ASC: Oil drop feeds cuts

John Dietrich

17-Apr-2015

The recent sharp drop in oil prices has affected pricing of raw materials for the adhesives sector, but that is not the only factor influencing markets

For the past several months, the markets for feedstocks used to make adhesives and feedstocks have re-adjusted to the sharp and spectacular decline in oil prices. Prices for Brent crude fell from $115/bbl in June 2014 to about $55/bbl near the end of March.

Some feedstocks were already demonstrating excessive volatility before oil prices started falling. Key among these are ethylene and propylene, which are upstream feedstocks for a variety of adhesives and sealants.
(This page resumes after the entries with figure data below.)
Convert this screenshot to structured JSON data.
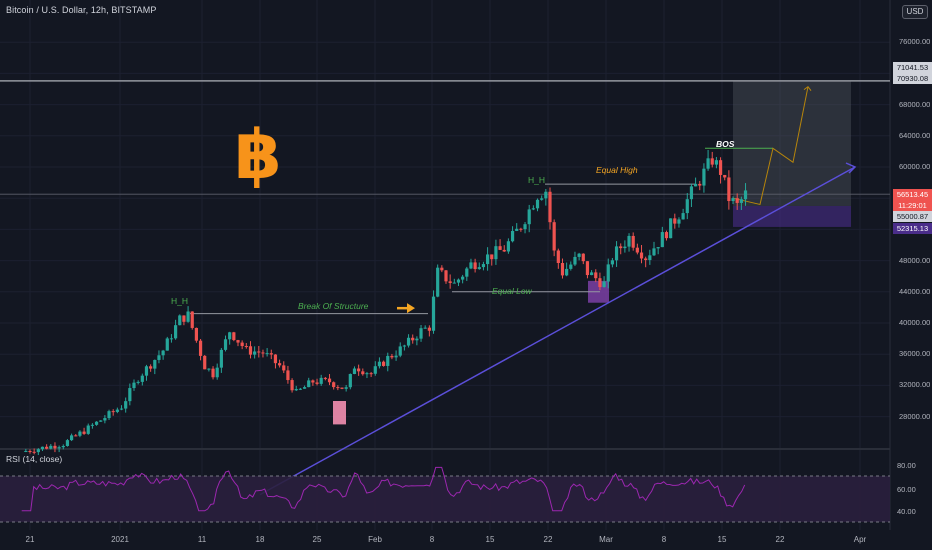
{
  "header": {
    "title": "Bitcoin / U.S. Dollar, 12h, BITSTAMP",
    "currency": "USD"
  },
  "colors": {
    "background": "#131722",
    "up": "#26a69a",
    "down": "#ef5350",
    "trendline": "#5b4fd9",
    "rsi_line": "#9c27b0",
    "rsi_band": "#2a1f3d",
    "bitcoin_orange": "#f7931a",
    "structure_label": "#4caf50",
    "equal_high_label": "#f5a623"
  },
  "price_axis": {
    "ticks": [
      "76000.00",
      "72000.00",
      "68000.00",
      "64000.00",
      "60000.00",
      "56000.00",
      "52000.00",
      "48000.00",
      "44000.00",
      "40000.00",
      "36000.00",
      "32000.00",
      "28000.00"
    ],
    "top_label": "80000.00"
  },
  "price_tags": [
    {
      "value": "71041.53",
      "bg": "#d1d4dc",
      "fg": "#131722"
    },
    {
      "value": "70930.08",
      "bg": "#d1d4dc",
      "fg": "#131722"
    },
    {
      "value": "56513.45",
      "bg": "#ef5350",
      "fg": "#ffffff"
    },
    {
      "value": "11:29:01",
      "bg": "#ef5350",
      "fg": "#ffffff"
    },
    {
      "value": "55000.87",
      "bg": "#d1d4dc",
      "fg": "#131722"
    },
    {
      "value": "52315.13",
      "bg": "#4a2d8a",
      "fg": "#ffffff"
    }
  ],
  "time_axis": [
    "21",
    "2021",
    "11",
    "18",
    "25",
    "Feb",
    "8",
    "15",
    "22",
    "Mar",
    "8",
    "15",
    "22",
    "Apr"
  ],
  "annotations": {
    "hh_left": "H_H",
    "hh_right": "H_H",
    "break_of_structure": "Break Of Structure",
    "equal_high": "Equal High",
    "equal_low": "Equal Low",
    "bos": "BOS"
  },
  "rsi": {
    "title": "RSI (14, close)",
    "levels": [
      "80.00",
      "60.00",
      "40.00"
    ]
  },
  "chart_data": {
    "type": "candlestick",
    "title": "Bitcoin / U.S. Dollar, 12h, BITSTAMP",
    "y_axis": {
      "min": 24000,
      "max": 80000,
      "unit": "USD"
    },
    "markers": {
      "last_price": 56513.45,
      "levels": [
        71041.53,
        70930.08,
        55000.87,
        52315.13
      ]
    },
    "close_path": [
      [
        "2020-12-20",
        23500
      ],
      [
        "2020-12-25",
        24500
      ],
      [
        "2020-12-28",
        26500
      ],
      [
        "2021-01-01",
        29300
      ],
      [
        "2021-01-03",
        33000
      ],
      [
        "2021-01-06",
        36500
      ],
      [
        "2021-01-08",
        40500
      ],
      [
        "2021-01-09",
        41000
      ],
      [
        "2021-01-11",
        34500
      ],
      [
        "2021-01-12",
        33500
      ],
      [
        "2021-01-14",
        39000
      ],
      [
        "2021-01-16",
        36500
      ],
      [
        "2021-01-18",
        36200
      ],
      [
        "2021-01-20",
        34500
      ],
      [
        "2021-01-22",
        31000
      ],
      [
        "2021-01-24",
        32500
      ],
      [
        "2021-01-26",
        32500
      ],
      [
        "2021-01-28",
        31500
      ],
      [
        "2021-01-29",
        34500
      ],
      [
        "2021-01-31",
        33500
      ],
      [
        "2021-02-02",
        35500
      ],
      [
        "2021-02-04",
        37000
      ],
      [
        "2021-02-06",
        39000
      ],
      [
        "2021-02-07",
        39500
      ],
      [
        "2021-02-08",
        46500
      ],
      [
        "2021-02-10",
        45000
      ],
      [
        "2021-02-12",
        47500
      ],
      [
        "2021-02-14",
        48500
      ],
      [
        "2021-02-16",
        49500
      ],
      [
        "2021-02-18",
        52500
      ],
      [
        "2021-02-20",
        56500
      ],
      [
        "2021-02-21",
        57000
      ],
      [
        "2021-02-22",
        49000
      ],
      [
        "2021-02-23",
        46500
      ],
      [
        "2021-02-25",
        48500
      ],
      [
        "2021-02-26",
        46500
      ],
      [
        "2021-02-28",
        45000
      ],
      [
        "2021-03-01",
        48500
      ],
      [
        "2021-03-03",
        51000
      ],
      [
        "2021-03-05",
        48500
      ],
      [
        "2021-03-07",
        51000
      ],
      [
        "2021-03-09",
        54000
      ],
      [
        "2021-03-11",
        57500
      ],
      [
        "2021-03-13",
        61000
      ],
      [
        "2021-03-14",
        59500
      ],
      [
        "2021-03-15",
        56000
      ],
      [
        "2021-03-16",
        55000
      ],
      [
        "2021-03-17",
        56500
      ]
    ]
  }
}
Heading into the second and third quarters of 2015, the US olefins markets have a clear ceiling imposed by the global crude oil market. While feedstock costs remain low thanks to shale gas – keeping margins strong at the cracker level – overall ethylene and propylene prices will be held back by crude’s effect on overseas polymers markets.

The best example is the US polyethylene (PE) contract price, which took only two directions between the end of 2012 and the third quarter of 2014.
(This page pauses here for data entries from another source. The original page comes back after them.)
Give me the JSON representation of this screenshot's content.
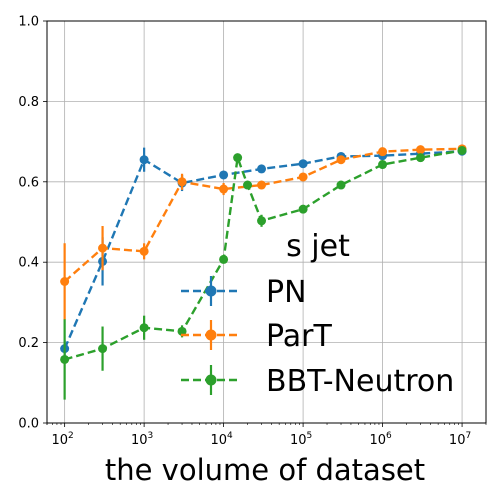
{
  "chart_data": {
    "type": "line",
    "xlabel": "the volume of dataset",
    "ylabel": "",
    "xscale": "log",
    "xlim": [
      60,
      20000000
    ],
    "ylim": [
      0,
      1.0
    ],
    "grid": true,
    "legend": {
      "title": "s jet",
      "placement": "lower-right"
    },
    "x_ticks": [
      {
        "value": 100,
        "base": "10",
        "exp": "2"
      },
      {
        "value": 1000,
        "base": "10",
        "exp": "3"
      },
      {
        "value": 10000,
        "base": "10",
        "exp": "4"
      },
      {
        "value": 100000,
        "base": "10",
        "exp": "5"
      },
      {
        "value": 1000000,
        "base": "10",
        "exp": "6"
      },
      {
        "value": 10000000,
        "base": "10",
        "exp": "7"
      }
    ],
    "y_ticks": [
      "0.0",
      "0.2",
      "0.4",
      "0.6",
      "0.8",
      "1.0"
    ],
    "series": [
      {
        "name": "PN",
        "color": "#1f77b4",
        "points": [
          {
            "x": 100,
            "y": 0.185,
            "err": 0.02
          },
          {
            "x": 300,
            "y": 0.402,
            "err": 0.06
          },
          {
            "x": 1000,
            "y": 0.655,
            "err": 0.03
          },
          {
            "x": 3000,
            "y": 0.597,
            "err": 0.02
          },
          {
            "x": 10000,
            "y": 0.617,
            "err": 0.01
          },
          {
            "x": 30000,
            "y": 0.632,
            "err": 0.01
          },
          {
            "x": 100000,
            "y": 0.645,
            "err": 0.01
          },
          {
            "x": 300000,
            "y": 0.663,
            "err": 0.01
          },
          {
            "x": 1000000,
            "y": 0.665,
            "err": 0.01
          },
          {
            "x": 3000000,
            "y": 0.67,
            "err": 0.01
          },
          {
            "x": 10000000,
            "y": 0.676,
            "err": 0.01
          }
        ]
      },
      {
        "name": "ParT",
        "color": "#ff7f0e",
        "points": [
          {
            "x": 100,
            "y": 0.352,
            "err": 0.095
          },
          {
            "x": 300,
            "y": 0.435,
            "err": 0.055
          },
          {
            "x": 1000,
            "y": 0.427,
            "err": 0.02
          },
          {
            "x": 3000,
            "y": 0.6,
            "err": 0.02
          },
          {
            "x": 10000,
            "y": 0.582,
            "err": 0.015
          },
          {
            "x": 30000,
            "y": 0.592,
            "err": 0.01
          },
          {
            "x": 100000,
            "y": 0.612,
            "err": 0.01
          },
          {
            "x": 300000,
            "y": 0.655,
            "err": 0.01
          },
          {
            "x": 1000000,
            "y": 0.675,
            "err": 0.01
          },
          {
            "x": 3000000,
            "y": 0.68,
            "err": 0.01
          },
          {
            "x": 10000000,
            "y": 0.682,
            "err": 0.01
          }
        ]
      },
      {
        "name": "BBT-Neutron",
        "color": "#2ca02c",
        "points": [
          {
            "x": 100,
            "y": 0.158,
            "err": 0.1
          },
          {
            "x": 300,
            "y": 0.185,
            "err": 0.055
          },
          {
            "x": 1000,
            "y": 0.237,
            "err": 0.03
          },
          {
            "x": 3000,
            "y": 0.228,
            "err": 0.015
          },
          {
            "x": 10000,
            "y": 0.407,
            "err": 0.01
          },
          {
            "x": 15000,
            "y": 0.66,
            "err": 0.01
          },
          {
            "x": 20000,
            "y": 0.592,
            "err": 0.01
          },
          {
            "x": 30000,
            "y": 0.503,
            "err": 0.015
          },
          {
            "x": 100000,
            "y": 0.532,
            "err": 0.01
          },
          {
            "x": 300000,
            "y": 0.592,
            "err": 0.01
          },
          {
            "x": 1000000,
            "y": 0.643,
            "err": 0.01
          },
          {
            "x": 3000000,
            "y": 0.66,
            "err": 0.01
          },
          {
            "x": 10000000,
            "y": 0.678,
            "err": 0.01
          }
        ]
      }
    ]
  }
}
US PE settlements either rolled over or increased in every month between November 2012 and October 2014, gaining a net of 22.5 cents/lb ($496/tonne) in the process. During this time, feedstock ethylene prices were up and down, trending up on incredibly tight supply throughout 2014 until the drop in crude prices.

When crude fell, it allowed overseas chemical producers to enjoy low feedstock costs and compete with the US in most derivative markets. Unlike the US, much of the world relies on oil-based naphtha as a cracker feedstock. They thus benefited from the drop in oil prices and their derivatives became more competitive against those made in the US.
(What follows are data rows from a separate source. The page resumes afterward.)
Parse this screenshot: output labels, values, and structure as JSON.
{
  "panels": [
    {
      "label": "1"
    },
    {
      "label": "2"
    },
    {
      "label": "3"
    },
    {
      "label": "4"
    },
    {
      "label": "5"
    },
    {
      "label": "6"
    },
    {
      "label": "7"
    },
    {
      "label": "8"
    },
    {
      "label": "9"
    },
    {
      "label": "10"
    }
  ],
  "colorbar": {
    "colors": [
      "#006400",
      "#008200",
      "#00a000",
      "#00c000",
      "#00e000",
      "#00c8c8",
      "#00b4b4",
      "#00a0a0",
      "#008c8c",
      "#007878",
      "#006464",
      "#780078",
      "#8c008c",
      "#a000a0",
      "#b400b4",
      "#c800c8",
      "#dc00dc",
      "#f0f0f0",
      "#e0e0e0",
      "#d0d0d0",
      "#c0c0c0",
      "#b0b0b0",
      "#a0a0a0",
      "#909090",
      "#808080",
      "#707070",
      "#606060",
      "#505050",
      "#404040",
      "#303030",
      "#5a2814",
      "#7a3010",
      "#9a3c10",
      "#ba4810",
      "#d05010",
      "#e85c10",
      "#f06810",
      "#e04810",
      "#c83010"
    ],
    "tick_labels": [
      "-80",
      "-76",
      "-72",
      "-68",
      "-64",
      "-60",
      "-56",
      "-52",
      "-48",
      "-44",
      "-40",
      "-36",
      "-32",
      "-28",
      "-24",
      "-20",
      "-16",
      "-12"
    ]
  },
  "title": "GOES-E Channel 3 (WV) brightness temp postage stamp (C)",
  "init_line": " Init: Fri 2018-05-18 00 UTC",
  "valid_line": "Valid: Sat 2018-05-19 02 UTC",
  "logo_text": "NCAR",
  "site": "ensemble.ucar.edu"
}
This pressure increased and pushed down ethylene and propylene prices to levels last seen before the surge in the use of low-cost natural gas liquids (NGLs) in the US. Until global crude oil prices recover and the US regains its advantage on derivative products, the nation’s ethylene prices are unlikely to find much room to increase.

A mitigating factor would be the supply situation, which was up and then largely down for 2014, as several cracker expansion plans took longer than expected, several planned shutdowns lasted longer than expected and unplanned outages hit the market.

CAPACITY OUTAGES
Between March and October 2014, an average of 8-12% of available ethylene capacity was down, leading to some of the lowest inventory levels experienced. A repeat or close to it could tighten ethylene supply enough to offset some of the downward pull of crude.

This would likely push derivative producers to lower operating rates and serve only 
domestic contracts, exiting the spot market for the most part.

On the propylene side, a similar situation exists, although tighter supply would likely come from a drop in availability for refinery grade propylene (RGP). RGP has been tight in the merchant market for much of 2015, owing to the annual refinery turnaround season, as well as the possibility of robust gasoline demand in the upcoming summer – owing to low prices – which has incentivised RGP producers to stockpile material rather than sell it.

While supply issues could lend momentum to both ethylene and propylene, the more likely scenario is that prices remain constrained by global crude oil markets and intense competition on derivative products.